Andavamo in giro per gli stati. Talvolta ci scambiavano per zingari in viaggio. Come piccole carovane multicolori e strombazzanti passavamo per i centri delle cittadine incitando la gente a uscirsene fuori dalle abitazioni misere. Erano periodi di miseria in cui tutto sembrava piegarci le ossa verso la polvere delle strade. Pochi vestiti ad addobbare molte anime in pena, senza un lavoro certo, senza una paga certa per far fronte a certi debiti, senza un vita certa per far fronte a certi peccati.

Andavamo in giro per gli stati, ed era un bel viaggiare.

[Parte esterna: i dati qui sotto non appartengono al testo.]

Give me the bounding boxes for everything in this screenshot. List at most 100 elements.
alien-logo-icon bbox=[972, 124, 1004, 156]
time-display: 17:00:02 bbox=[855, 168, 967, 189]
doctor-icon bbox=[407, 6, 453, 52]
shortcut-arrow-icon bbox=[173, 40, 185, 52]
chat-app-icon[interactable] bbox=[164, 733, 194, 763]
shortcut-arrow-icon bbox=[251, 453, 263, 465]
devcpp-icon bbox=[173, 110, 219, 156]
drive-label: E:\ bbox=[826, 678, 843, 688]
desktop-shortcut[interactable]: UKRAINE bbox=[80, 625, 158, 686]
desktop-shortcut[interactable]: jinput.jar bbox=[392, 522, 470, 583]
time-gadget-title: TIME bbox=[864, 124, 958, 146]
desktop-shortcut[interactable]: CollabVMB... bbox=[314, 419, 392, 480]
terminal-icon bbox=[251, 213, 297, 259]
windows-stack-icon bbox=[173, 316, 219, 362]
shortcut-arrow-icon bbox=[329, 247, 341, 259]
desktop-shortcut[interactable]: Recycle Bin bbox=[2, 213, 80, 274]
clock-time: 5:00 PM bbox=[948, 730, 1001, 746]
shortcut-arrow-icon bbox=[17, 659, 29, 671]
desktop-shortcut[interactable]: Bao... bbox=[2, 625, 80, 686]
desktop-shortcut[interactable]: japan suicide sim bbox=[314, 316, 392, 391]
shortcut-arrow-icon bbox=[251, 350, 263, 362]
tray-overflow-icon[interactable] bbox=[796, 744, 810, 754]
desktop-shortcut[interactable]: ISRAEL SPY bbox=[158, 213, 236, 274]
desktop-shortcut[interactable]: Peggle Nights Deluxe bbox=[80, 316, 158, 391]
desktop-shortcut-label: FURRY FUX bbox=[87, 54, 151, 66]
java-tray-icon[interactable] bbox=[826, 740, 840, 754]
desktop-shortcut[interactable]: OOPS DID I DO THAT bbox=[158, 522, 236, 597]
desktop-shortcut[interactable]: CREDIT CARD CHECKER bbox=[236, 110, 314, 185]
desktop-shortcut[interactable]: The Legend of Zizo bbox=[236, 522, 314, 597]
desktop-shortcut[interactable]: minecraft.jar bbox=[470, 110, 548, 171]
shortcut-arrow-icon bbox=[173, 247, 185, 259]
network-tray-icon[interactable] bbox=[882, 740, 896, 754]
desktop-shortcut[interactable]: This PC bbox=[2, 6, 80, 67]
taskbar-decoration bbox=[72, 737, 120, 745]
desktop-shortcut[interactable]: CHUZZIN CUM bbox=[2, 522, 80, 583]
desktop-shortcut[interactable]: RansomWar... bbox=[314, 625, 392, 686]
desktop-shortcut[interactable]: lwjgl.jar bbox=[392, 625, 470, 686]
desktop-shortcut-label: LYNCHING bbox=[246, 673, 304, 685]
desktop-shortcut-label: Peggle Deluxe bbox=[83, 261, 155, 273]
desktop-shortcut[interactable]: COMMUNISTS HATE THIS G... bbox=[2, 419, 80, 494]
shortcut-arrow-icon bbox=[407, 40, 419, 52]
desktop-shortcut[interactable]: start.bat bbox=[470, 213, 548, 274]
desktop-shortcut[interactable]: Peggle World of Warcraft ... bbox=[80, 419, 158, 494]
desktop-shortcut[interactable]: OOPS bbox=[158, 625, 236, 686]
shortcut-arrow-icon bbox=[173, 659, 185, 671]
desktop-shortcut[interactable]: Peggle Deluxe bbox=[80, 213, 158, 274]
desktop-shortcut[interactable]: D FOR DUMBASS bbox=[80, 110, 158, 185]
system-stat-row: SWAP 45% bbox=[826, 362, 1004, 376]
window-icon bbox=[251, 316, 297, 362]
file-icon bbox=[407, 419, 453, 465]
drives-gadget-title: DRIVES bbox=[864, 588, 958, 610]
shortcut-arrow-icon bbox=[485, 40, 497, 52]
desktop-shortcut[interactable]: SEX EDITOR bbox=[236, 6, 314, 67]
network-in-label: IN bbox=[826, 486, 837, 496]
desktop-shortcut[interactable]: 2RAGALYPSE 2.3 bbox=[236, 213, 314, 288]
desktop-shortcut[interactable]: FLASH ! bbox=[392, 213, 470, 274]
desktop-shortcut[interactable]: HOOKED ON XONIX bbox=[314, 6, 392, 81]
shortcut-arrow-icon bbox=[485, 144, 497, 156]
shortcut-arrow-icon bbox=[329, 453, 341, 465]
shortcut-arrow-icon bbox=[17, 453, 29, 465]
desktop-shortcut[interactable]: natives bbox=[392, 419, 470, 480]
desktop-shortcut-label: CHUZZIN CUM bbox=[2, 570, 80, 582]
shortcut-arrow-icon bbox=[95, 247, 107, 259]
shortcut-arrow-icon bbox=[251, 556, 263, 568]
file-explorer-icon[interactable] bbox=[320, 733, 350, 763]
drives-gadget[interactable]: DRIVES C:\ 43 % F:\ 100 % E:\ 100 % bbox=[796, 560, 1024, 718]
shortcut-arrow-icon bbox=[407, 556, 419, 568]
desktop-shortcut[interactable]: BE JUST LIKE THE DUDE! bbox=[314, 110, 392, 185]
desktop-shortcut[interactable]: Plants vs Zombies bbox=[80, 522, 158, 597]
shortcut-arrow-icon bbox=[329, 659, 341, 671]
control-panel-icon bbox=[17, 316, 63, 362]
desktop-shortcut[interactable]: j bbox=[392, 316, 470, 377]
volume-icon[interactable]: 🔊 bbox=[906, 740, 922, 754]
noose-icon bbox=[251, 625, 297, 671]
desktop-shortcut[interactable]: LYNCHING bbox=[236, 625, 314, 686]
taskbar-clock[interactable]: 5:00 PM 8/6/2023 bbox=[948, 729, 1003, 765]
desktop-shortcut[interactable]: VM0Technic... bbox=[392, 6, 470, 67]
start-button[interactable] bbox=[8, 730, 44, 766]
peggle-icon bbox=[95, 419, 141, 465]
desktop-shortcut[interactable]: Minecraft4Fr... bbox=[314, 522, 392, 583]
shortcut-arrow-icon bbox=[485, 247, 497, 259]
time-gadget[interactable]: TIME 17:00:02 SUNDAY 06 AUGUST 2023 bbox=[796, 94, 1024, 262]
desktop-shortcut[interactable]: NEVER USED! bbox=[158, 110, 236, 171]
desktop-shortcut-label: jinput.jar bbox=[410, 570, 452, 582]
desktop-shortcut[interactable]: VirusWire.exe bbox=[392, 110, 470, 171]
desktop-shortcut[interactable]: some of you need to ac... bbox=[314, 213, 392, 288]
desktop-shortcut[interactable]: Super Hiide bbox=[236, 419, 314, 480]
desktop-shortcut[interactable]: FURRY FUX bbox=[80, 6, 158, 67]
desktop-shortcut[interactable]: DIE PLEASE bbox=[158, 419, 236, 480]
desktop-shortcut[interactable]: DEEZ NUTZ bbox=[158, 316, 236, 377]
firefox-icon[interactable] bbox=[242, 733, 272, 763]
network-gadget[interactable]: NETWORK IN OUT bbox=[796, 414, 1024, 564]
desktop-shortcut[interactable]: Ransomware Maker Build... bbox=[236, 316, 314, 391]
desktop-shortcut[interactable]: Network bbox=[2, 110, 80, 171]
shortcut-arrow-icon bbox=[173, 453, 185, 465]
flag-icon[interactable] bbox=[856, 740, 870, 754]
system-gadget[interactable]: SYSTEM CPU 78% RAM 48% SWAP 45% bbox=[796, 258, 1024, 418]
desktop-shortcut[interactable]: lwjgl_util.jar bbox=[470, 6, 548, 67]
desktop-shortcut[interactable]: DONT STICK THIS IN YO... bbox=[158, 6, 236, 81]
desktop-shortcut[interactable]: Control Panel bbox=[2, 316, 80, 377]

Carovane di musicisti, mai sempre gli stessi. C’era sempre qualcuno che abbandonava lungo il viaggio. E dava il bel servito. Magari aveva in qualche ospedale sperduto del profondo sud la moglie sofferente di doglie, magari aveva ricevuto un offerta migliore, una scrittura in qualche orchestra di rilievo, magari aveva finito i soldi per la roba e senza non era nemmeno capace di dare un passo, magari aveva litigato con qualcuno e mandato a fanculo il resto.
C’era sempre qualcuno che abbandonava il viaggio, come se morisse in quel nostro cammino comune.